Cell nuclei are stained magenta and polyamine producing macrophages are blue. The host is attempting to wall off the infection by laying down a surrounding layer of collagen (gold) and other matrix proteins. Image courtesy of Richardson Lab, UNC School of Medicine.
In the last decade, a new strain of MRSA has emerged that can spread beyond hospital walls, putting everyone at risk of contracting the dangerous bacterial infection. This particular strain of MRSA – known as USA300 – contains a chunk of genes not shared by any other strains, though it is unclear how this unique genetic material enables the bacteria to survive and persist in the community.

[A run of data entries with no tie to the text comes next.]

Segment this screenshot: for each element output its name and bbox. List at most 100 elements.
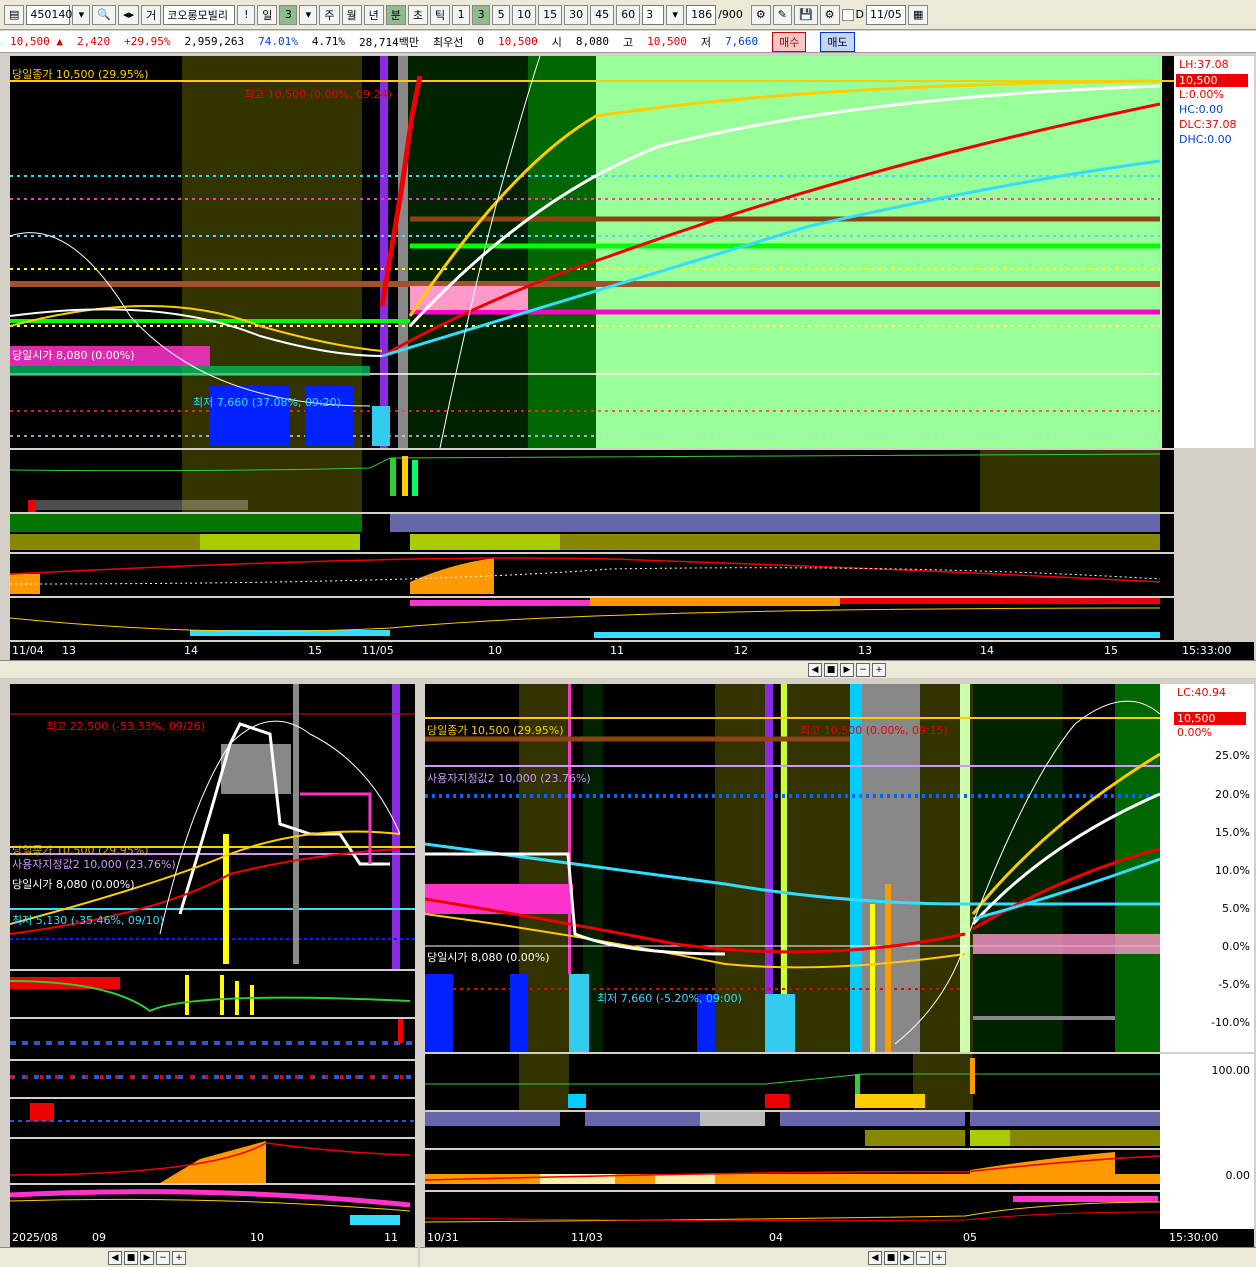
y-tick: 8,750 xyxy=(1218,278,1251,291)
interval-button[interactable]: 10 xyxy=(512,4,537,25)
bottom-right-intraday-chart[interactable]: 당일종가 10,500 (29.95%) 최고 10,500 (0.00%, 0… xyxy=(425,684,1160,1052)
daily-sub-canvas-1 xyxy=(10,975,411,1015)
price-change-pct: +29.95% xyxy=(124,35,171,48)
dropdown-icon[interactable]: ▾ xyxy=(72,4,91,25)
chart-settings-icon[interactable]: ⚙ xyxy=(750,4,771,25)
y-tick: 9,500 xyxy=(1218,191,1251,204)
volume: 2,959,263 xyxy=(184,35,245,48)
period-second-button[interactable]: 초 xyxy=(407,4,429,25)
trade-amount: 28,714백만 xyxy=(358,35,419,49)
bottom-right-indicator-1[interactable] xyxy=(425,1150,1160,1190)
current-price-tag: 10,500 xyxy=(1174,712,1246,725)
low-note: 최저 7,660 (37.08%, 09:20) xyxy=(193,396,341,409)
bottom-left-sub-3[interactable] xyxy=(10,1061,415,1097)
menu-icon[interactable]: ▤ xyxy=(4,4,25,25)
period-minute-button[interactable]: 분 xyxy=(385,4,406,25)
interval-button[interactable]: 3 xyxy=(472,4,491,25)
interval-button[interactable]: 45 xyxy=(590,4,615,25)
interval-button[interactable]: 15 xyxy=(538,4,563,25)
bottom-left-sub-1[interactable] xyxy=(10,971,415,1017)
top-price-axis: LH:37.08 10,500 L:0.00% HC:0.00 DLC:37.0… xyxy=(1174,56,1254,448)
prev-next-icon[interactable]: ◂▸ xyxy=(118,4,140,25)
dhc-tag: DHC:0.00 xyxy=(1179,133,1232,146)
interval-button[interactable]: 30 xyxy=(564,4,589,25)
stop-icon[interactable]: ■ xyxy=(824,662,838,677)
count-input[interactable]: 186 xyxy=(686,4,717,25)
search-icon[interactable]: 🔍 xyxy=(92,4,117,25)
bottom-left-sub-5[interactable] xyxy=(10,1139,415,1183)
zoom-out-icon[interactable]: − xyxy=(156,1250,170,1265)
scroll-right-icon[interactable]: ▶ xyxy=(900,1250,914,1265)
volume-ratio: 74.01% xyxy=(258,35,298,48)
zoom-in-icon[interactable]: + xyxy=(932,1250,946,1265)
open-label: 시 xyxy=(551,35,562,49)
interval-button[interactable]: 5 xyxy=(492,4,511,25)
bottom-left-sub-4[interactable] xyxy=(10,1099,415,1137)
zoom-out-icon[interactable]: − xyxy=(916,1250,930,1265)
zoom-out-icon[interactable]: − xyxy=(856,662,870,677)
daily-high-note: 최고 22,500 (-53.33%, 09/26) xyxy=(46,720,205,733)
y-tick: -5.0% xyxy=(1218,978,1250,991)
best-bid-label: 최우선 xyxy=(432,35,464,49)
bottom-left-sub-2[interactable] xyxy=(10,1019,415,1059)
top-price-chart[interactable]: 당일종가 10,500 (29.95%) 최고 10,500 (0.00%, 0… xyxy=(10,56,1174,448)
top-band-panel[interactable] xyxy=(10,514,1174,552)
x-tick: 14 xyxy=(184,644,198,657)
bottom-left-sub-6[interactable] xyxy=(10,1185,415,1229)
sell-button[interactable]: 매도 xyxy=(820,31,855,52)
bottom-right-band-panel[interactable] xyxy=(425,1112,1160,1148)
top-indicator-panel-2[interactable] xyxy=(10,598,1174,640)
save-icon[interactable]: 💾 xyxy=(793,4,818,25)
bottom-right-indicator-2[interactable] xyxy=(425,1192,1160,1229)
scroll-left-icon[interactable]: ◀ xyxy=(808,662,822,677)
daily-open-note: 당일시가 8,080 (0.00%) xyxy=(12,878,135,891)
bottom-right-scrollbar[interactable]: ◀ ■ ▶ − + xyxy=(420,1247,1256,1267)
interval-button[interactable]: 60 xyxy=(616,4,641,25)
y-tick: 8,250 xyxy=(1218,336,1251,349)
zoom-in-icon[interactable]: + xyxy=(872,662,886,677)
interval-select[interactable]: 3 xyxy=(642,4,665,25)
dropdown-icon[interactable]: ▾ xyxy=(666,4,685,25)
bottom-right-volume-panel[interactable] xyxy=(425,1054,1160,1110)
indicator-canvas-1 xyxy=(10,557,1161,594)
calendar-icon[interactable]: ▦ xyxy=(908,4,929,25)
scroll-left-icon[interactable]: ◀ xyxy=(108,1250,122,1265)
scroll-right-icon[interactable]: ▶ xyxy=(840,662,854,677)
x-tick: 11/03 xyxy=(571,1231,603,1244)
period-tick-button[interactable]: 틱 xyxy=(430,4,451,25)
date-checkbox[interactable] xyxy=(841,8,854,21)
buy-button[interactable]: 매수 xyxy=(772,31,807,52)
stop-icon[interactable]: ■ xyxy=(124,1250,138,1265)
period-month-button[interactable]: 월 xyxy=(341,4,362,25)
lc-tag: LC:40.94 xyxy=(1177,686,1227,699)
x-tick: 11/05 xyxy=(362,644,394,657)
top-indicator-panel-1[interactable] xyxy=(10,554,1174,596)
zoom-in-icon[interactable]: + xyxy=(172,1250,186,1265)
dropdown-icon[interactable]: ▾ xyxy=(299,4,318,25)
scroll-left-icon[interactable]: ◀ xyxy=(868,1250,882,1265)
alert-button[interactable]: ! xyxy=(237,4,256,25)
period-week-button[interactable]: 주 xyxy=(319,4,340,25)
daily-sub-canvas-6 xyxy=(10,1189,411,1225)
period-day-button[interactable]: 일 xyxy=(257,4,278,25)
stock-code-input[interactable]: 450140 xyxy=(26,4,72,25)
bottom-left-scrollbar[interactable]: ◀ ■ ▶ − + xyxy=(0,1247,418,1267)
period-num-field[interactable]: 3 xyxy=(279,4,298,25)
period-year-button[interactable]: 년 xyxy=(363,4,384,25)
intraday-high-note: 최고 10,500 (0.00%, 09:15) xyxy=(800,724,948,737)
top-scrollbar[interactable]: ◀ ■ ▶ − + xyxy=(0,660,1256,678)
bottom-left-daily-chart[interactable]: 최고 22,500 (-53.33%, 09/26) 사용자지정값2 10,00… xyxy=(10,684,415,969)
x-tick: 04 xyxy=(769,1231,783,1244)
top-volume-panel[interactable] xyxy=(10,450,1174,512)
scroll-right-icon[interactable]: ▶ xyxy=(140,1250,154,1265)
draw-tool-icon[interactable]: ✎ xyxy=(772,4,792,25)
x-tick: 12 xyxy=(734,644,748,657)
close-note: 당일종가 10,500 (29.95%) xyxy=(12,68,149,81)
intraday-user-line: 사용자지정값2 10,000 (23.76%) xyxy=(427,772,591,785)
interval-button[interactable]: 1 xyxy=(452,4,471,25)
high-price: 10,500 xyxy=(647,35,687,48)
stock-name-field[interactable]: 코오롱모빌리 xyxy=(163,4,236,25)
stop-icon[interactable]: ■ xyxy=(884,1250,898,1265)
gear-icon[interactable]: ⚙ xyxy=(819,4,840,25)
date-input[interactable]: 11/05 xyxy=(866,4,907,25)
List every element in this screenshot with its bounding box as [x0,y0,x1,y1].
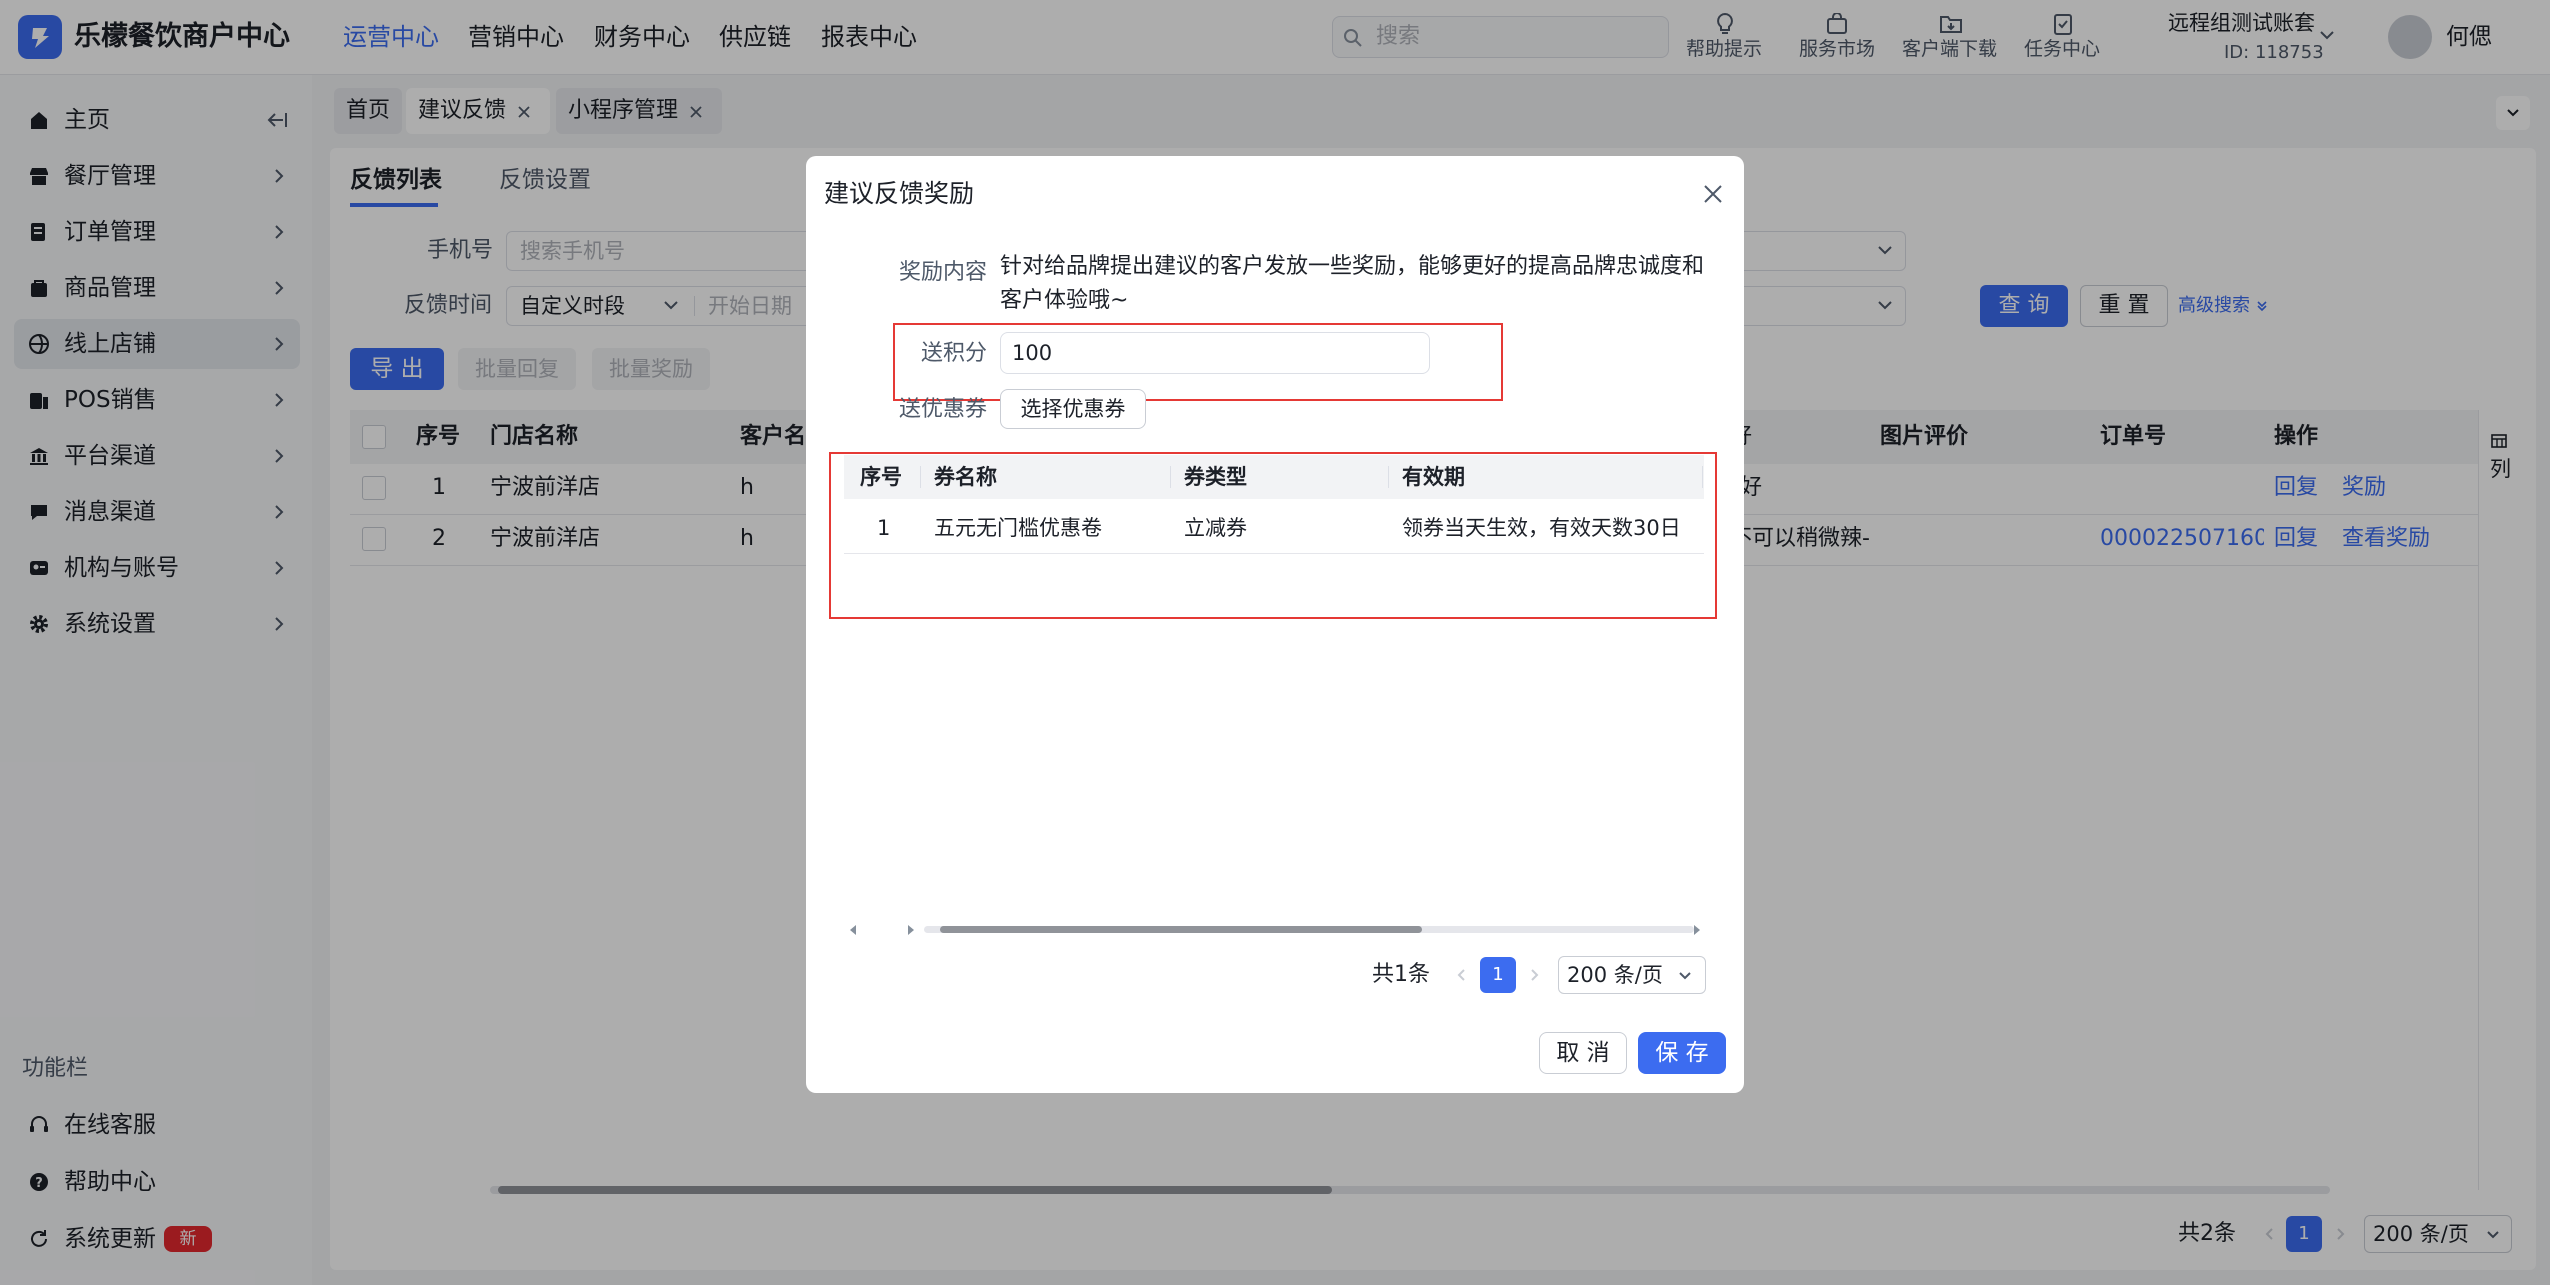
dialog-table-total: 共1条 [1372,962,1430,987]
coupon-index: 1 [877,516,891,540]
page-size-value: 200 条/页 [1567,963,1663,987]
points-value: 100 [1012,341,1053,365]
reward-description: 针对给品牌提出建议的客户发放一些奖励，能够更好的提高品牌忠诚度和客户体验哦~ [1000,254,1705,313]
prev-page-icon[interactable] [1454,967,1468,983]
column-divider [1388,466,1389,488]
choose-coupon-button[interactable]: 选择优惠券 [1000,389,1146,429]
column-header: 有效期 [1402,465,1465,489]
chevron-down-icon[interactable] [1676,969,1694,983]
dialog-title: 建议反馈奖励 [824,179,975,208]
coupon-name: 五元无门槛优惠卷 [934,516,1102,540]
points-input[interactable] [1000,332,1430,374]
save-button[interactable]: 保 存 [1638,1032,1726,1074]
column-header: 券名称 [934,465,997,489]
reward-content-label: 奖励内容 [899,260,988,285]
coupon-validity: 领券当天生效，有效天数30日 [1402,516,1681,540]
scroll-right-icon[interactable] [906,924,916,936]
row-divider [844,553,1704,554]
column-divider [920,466,921,488]
column-header: 券类型 [1184,465,1247,489]
next-page-icon[interactable] [1528,967,1542,983]
points-label: 送积分 [921,341,988,366]
scrollbar-thumb[interactable] [940,926,1422,933]
cancel-button[interactable]: 取 消 [1539,1032,1627,1074]
coupon-label: 送优惠券 [899,397,988,422]
column-header: 序号 [860,465,902,489]
column-divider [1702,466,1703,488]
page-number[interactable]: 1 [1480,957,1516,993]
scroll-left-icon[interactable] [848,924,858,936]
coupon-type: 立减券 [1184,516,1247,540]
column-divider [1170,466,1171,488]
close-icon[interactable] [1700,181,1726,207]
scroll-right-icon[interactable] [1692,924,1702,936]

Now, research from the University of North Carolina School of Medicine has pinpointed a gene that causes the infection to linger on the skin longer than other strains, allowing it to be passed more readily from one person to the next.
The gene makes this strain of MRSA resistant to specific compounds on the skin called polyamines that are toxic to other forms of the bacteria. In uncovering this property, researchers have identified a novel target for developing new treatments against methicillin-resistant Staphylococcus aureus, particularly the USA300 strain that accounts for the vast majority of MRSA skin and soft tissue infections seen in emergency rooms.
"The problem is by the time you figure out how one strain comes into dominance, it often fades away and a new strain comes in. But because these compounds occur naturally and are so toxic, we still think they can lead to treatments that are effective against all MRSA. We will just have to put in a little extra work to block the gene and make this particular strain of MRSA susceptible to polyamines," says senior study author Anthony Richardson, PhD, assistant professor of microbiology and immunology at the UNC School of Medicine.
The UNC study, published Jan. 16, 2013, in the journal Cell Host & Microbe, follows an attribute of MRSA previously unexplored by other scientists -- its sensitivity to the naturally occurring compounds called polyamines.
Polyamines are critical to wound repair because they are anti-inflammatory and promote tissue regeneration. Scientists first observed that MRSA infections were killed by polyamines in the 1950s, but no one followed up until recently, when Richardson decided to twist this scientific observation into a treatment option.
He and his colleagues tested hundreds of MRSA strains and found that all of them except one – USA300 – were sensitive to polyamines. When they looked to see what was different about this particular strain, they found that it contained a chunk of 34 genes, called the arginine catabolic mobile element (ACME), that none of the other strains possessed.
Then the researchers mutated each of these genes, one by one, until they created a strain that could be killed off by the polyamines. To confirm that they had the right gene, the researchers added a normal, non-mutated version of the gene -- named SpeG – to other strains of MRSA and showed that it could make them resistant to these compounds.
Finally, Richardson wanted to know if the gene exerts the same effects in the context of a real infection. Using mouse models of MRSA infection, he and his colleagues showed that the presence of the SpeG gene helped the potent USA300 strain to stay on the skin for anywhere from a day to a week, giving the infection time to spread to the next host.
"Previously, the field tried to understand MRSA by focusing on attributes that we already knew were important, such as the amount of toxins or virulence factors a given strain makes. Those elements may explain why the disease is so bad when you get it, but they don't explain how a particular strain takes over. Our work uncovers the molecular explanation for one strain's rapid and efficient spread to people outside of a crowded hospital setting," says Richardson.
The research was funded by the National Institute of Allergy and Infectious Diseases. Study co-authors from UNC include Lance R. Thurlow, PhD; Gauri S. Joshi, PhD; Justin R. Clark; Jeffrey S. Spontak; Crystal J. Neeley; and Robert Maile, PhD.